Тогда мадам Маллори понимает, что часовня мертва, что это заброшенное помещение уже давно лишилось всякого религиозного смысла. И пока Маллори сидит так на скамье, сжимая стоящую у нее на коленях корзинку, жуткая мысль наполняет ее душу: «Как же здесь холодно. Боже мой, как же здесь холодно!»
С этим ощущением невозможно жить, и мадам Маллори, по своему обыкновению, пытается бороться с ним. Она роется в корзинке в поисках спичечного коробка, зажигает спичку и наклоняется, чтобы оживить немного лампаду. Этот жест меняет все. Когда вспыхнувшая спичка касается фитиля лампады, часовня словно оживает, содрогаясь, – новый источник света отбрасывает новые тени. Высвеченное распятие через всю комнату взывает к ней. Паутина дрожит, как рыбацкая сеть, полная рыбы, бьющей изо всех сил хвостами и плавниками, мышь шмыгает за алтарь.

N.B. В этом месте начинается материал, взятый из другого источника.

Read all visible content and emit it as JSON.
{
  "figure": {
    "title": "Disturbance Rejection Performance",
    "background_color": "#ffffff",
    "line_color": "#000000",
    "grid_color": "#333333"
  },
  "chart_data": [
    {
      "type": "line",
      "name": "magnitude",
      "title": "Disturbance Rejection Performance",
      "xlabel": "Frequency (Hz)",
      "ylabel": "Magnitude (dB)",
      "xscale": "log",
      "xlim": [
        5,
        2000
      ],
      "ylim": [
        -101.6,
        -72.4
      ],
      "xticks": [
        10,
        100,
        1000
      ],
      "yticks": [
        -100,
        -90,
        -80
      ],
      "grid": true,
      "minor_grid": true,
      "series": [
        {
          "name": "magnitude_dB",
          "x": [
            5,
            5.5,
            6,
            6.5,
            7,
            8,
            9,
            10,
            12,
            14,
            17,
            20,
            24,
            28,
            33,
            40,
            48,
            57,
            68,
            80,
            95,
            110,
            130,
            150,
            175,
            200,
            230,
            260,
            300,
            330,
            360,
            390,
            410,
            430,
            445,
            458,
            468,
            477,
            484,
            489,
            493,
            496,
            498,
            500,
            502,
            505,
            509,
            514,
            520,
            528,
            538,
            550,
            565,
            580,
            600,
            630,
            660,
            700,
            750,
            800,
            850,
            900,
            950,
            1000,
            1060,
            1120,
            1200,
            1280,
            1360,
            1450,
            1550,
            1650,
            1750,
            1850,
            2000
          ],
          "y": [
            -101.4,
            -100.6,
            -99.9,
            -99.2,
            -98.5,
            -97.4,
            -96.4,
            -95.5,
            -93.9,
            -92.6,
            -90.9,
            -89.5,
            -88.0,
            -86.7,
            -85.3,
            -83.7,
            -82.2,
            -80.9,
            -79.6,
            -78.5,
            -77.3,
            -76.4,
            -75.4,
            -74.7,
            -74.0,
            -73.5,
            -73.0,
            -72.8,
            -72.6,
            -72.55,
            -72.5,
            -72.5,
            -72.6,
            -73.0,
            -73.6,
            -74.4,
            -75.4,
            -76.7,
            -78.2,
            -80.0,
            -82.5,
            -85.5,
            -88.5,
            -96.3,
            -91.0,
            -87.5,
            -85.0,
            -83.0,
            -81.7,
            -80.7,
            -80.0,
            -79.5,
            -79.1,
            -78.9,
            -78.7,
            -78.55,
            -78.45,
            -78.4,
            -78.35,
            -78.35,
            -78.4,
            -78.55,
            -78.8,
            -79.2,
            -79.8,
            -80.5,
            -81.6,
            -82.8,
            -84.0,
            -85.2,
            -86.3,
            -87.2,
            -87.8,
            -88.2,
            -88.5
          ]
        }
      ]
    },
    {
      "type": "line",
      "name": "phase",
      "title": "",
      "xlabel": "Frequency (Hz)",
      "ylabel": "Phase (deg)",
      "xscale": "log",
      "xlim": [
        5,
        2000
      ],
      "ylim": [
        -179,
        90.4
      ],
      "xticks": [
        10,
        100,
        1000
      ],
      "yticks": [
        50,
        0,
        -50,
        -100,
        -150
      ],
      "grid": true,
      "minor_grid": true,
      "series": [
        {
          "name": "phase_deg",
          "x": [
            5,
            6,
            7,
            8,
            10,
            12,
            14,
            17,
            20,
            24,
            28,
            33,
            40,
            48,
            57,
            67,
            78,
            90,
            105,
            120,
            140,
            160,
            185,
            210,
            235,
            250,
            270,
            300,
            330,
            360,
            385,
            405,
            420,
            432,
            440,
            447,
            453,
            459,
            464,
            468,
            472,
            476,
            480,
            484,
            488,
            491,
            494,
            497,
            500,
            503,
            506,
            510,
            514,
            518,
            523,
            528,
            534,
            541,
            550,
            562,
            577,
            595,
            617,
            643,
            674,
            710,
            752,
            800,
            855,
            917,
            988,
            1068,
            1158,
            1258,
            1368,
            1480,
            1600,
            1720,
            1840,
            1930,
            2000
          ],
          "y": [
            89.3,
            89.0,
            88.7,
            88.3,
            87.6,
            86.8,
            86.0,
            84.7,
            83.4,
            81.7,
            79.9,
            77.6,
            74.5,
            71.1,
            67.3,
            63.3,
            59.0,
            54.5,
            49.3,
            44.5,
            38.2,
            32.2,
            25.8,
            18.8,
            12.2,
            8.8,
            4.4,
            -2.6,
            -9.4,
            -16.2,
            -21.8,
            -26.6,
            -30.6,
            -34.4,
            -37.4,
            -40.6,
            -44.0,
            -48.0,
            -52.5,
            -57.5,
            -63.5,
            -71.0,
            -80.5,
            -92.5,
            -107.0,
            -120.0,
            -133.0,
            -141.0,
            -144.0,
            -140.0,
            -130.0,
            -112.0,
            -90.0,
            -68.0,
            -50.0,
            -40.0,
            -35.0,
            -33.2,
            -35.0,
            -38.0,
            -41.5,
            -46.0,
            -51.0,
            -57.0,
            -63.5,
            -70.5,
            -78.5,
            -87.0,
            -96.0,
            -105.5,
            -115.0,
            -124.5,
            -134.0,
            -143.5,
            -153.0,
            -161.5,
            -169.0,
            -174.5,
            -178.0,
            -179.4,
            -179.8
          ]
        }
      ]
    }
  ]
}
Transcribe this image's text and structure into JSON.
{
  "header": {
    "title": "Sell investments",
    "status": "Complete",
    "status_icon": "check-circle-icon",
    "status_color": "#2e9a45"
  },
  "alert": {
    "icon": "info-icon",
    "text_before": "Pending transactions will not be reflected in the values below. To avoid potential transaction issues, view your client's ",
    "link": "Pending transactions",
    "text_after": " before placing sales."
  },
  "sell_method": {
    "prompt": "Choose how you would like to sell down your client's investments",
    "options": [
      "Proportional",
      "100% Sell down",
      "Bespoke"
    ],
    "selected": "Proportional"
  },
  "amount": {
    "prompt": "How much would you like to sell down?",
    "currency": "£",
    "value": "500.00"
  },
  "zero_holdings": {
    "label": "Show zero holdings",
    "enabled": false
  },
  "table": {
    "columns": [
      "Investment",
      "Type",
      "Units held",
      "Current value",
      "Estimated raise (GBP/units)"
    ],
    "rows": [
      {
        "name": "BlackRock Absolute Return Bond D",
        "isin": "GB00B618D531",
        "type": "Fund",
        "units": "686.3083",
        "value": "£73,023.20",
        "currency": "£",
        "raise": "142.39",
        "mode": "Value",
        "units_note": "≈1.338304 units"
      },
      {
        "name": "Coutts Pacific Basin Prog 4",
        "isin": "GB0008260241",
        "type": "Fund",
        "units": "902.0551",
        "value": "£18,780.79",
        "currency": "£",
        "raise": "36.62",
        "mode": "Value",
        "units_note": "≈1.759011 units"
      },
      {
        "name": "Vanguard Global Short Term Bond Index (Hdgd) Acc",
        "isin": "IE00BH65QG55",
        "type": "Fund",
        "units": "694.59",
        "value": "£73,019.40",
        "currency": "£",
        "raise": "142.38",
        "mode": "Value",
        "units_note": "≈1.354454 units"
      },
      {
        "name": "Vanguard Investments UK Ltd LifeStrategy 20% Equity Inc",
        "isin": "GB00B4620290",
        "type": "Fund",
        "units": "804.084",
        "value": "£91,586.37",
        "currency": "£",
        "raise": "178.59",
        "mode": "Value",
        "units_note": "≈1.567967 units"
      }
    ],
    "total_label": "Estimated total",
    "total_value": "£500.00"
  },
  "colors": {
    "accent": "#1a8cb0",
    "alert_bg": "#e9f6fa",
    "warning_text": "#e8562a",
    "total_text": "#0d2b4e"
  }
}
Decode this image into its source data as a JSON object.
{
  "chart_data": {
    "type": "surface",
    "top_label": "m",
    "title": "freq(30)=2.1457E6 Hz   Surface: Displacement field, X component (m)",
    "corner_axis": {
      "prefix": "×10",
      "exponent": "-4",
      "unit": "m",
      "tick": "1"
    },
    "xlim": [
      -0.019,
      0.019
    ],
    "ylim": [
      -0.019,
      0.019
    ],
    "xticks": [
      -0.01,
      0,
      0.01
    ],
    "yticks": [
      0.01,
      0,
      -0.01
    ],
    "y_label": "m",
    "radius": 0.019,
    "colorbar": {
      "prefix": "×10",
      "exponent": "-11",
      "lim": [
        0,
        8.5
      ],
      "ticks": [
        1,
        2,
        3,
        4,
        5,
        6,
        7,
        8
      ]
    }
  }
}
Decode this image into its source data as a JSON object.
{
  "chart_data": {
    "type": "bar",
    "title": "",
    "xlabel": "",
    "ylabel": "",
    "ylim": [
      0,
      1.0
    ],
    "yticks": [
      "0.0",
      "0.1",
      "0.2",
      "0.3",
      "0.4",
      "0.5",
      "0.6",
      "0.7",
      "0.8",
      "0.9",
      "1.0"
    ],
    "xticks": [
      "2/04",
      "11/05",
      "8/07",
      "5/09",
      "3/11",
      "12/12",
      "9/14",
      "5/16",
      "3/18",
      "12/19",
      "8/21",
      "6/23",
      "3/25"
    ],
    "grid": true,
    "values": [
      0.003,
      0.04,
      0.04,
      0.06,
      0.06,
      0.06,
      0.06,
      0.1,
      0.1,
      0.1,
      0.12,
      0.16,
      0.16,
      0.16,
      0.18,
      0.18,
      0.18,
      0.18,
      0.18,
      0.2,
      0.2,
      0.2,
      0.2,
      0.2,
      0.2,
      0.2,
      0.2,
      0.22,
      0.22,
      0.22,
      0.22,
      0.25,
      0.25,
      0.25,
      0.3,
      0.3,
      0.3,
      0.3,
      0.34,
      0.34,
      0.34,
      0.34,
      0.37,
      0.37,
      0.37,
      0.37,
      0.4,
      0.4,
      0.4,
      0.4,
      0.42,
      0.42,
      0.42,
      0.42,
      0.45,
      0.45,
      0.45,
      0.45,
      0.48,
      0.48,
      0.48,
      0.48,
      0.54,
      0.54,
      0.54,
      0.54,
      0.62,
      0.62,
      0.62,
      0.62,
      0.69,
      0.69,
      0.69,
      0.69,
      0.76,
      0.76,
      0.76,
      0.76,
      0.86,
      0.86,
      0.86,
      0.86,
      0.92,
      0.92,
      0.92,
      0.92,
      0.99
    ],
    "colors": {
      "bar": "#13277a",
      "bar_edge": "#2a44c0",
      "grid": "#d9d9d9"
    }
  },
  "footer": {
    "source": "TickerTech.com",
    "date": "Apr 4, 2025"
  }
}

Маллори думает, не сошла ли она с ума, потому что вдруг ей слышится голос, гневный голос ее отца, каким он был много лет назад, отчитывающий маленькую девочку. Ее лоб покрывается испариной, но она слишком напугана, чтобы пошевелиться. Она собирает все свои силы и возводит глаза к потолку, отчаянно ища облегчения.
Тайная вечеря преобразилась в свете лампады. Христос и ученики изображены в знакомых позах, их одежды блистают нитями серебра и золота, отражающими свет. Но теперь она обращает внимание не на Христа, отрешенно глядящего куда-то за горизонт, но на сам стол, который ломится под тяжестью разнообразных яств, а не только маслин и хлебов.
Фиги в вине. Кусок белого овечьего сыра. Жаркое – ножка барашка, блюдо зелени. И там еще одно. Очищенная луковица. Кабанья голова на блюде.
Глазки кабана пристально глядят на нее. Лишенная тела голова странным образом кажется полной жизни, и трепещущая Маллори, всегда такая храбрая, заставляет себя с решимостью взглянуть в эти глазки. И в глубине этих посверкивающих маленьких глаз она видит счет своей жизни, бесконечные столбцы дебета и кредита, все достижения и провалы, маленькие добрые дела и акты подлинной жестокости. Она отворачивается и заливается слезами, не в силах прочесть этот перечень до конца, ведь, и не читая, она знает, что баланс свидетельствует о чудовищном дефиците добра, о том, как давно прекратили поступать на счет средства и как неумеренно умножались тщеславие и эгоизм. И ее раздающиеся в маленькой часовне мольбы о прощении не слышит никто, кроме нарисованной на стене кабаньей головы с хитрой клыкастой усмешкой.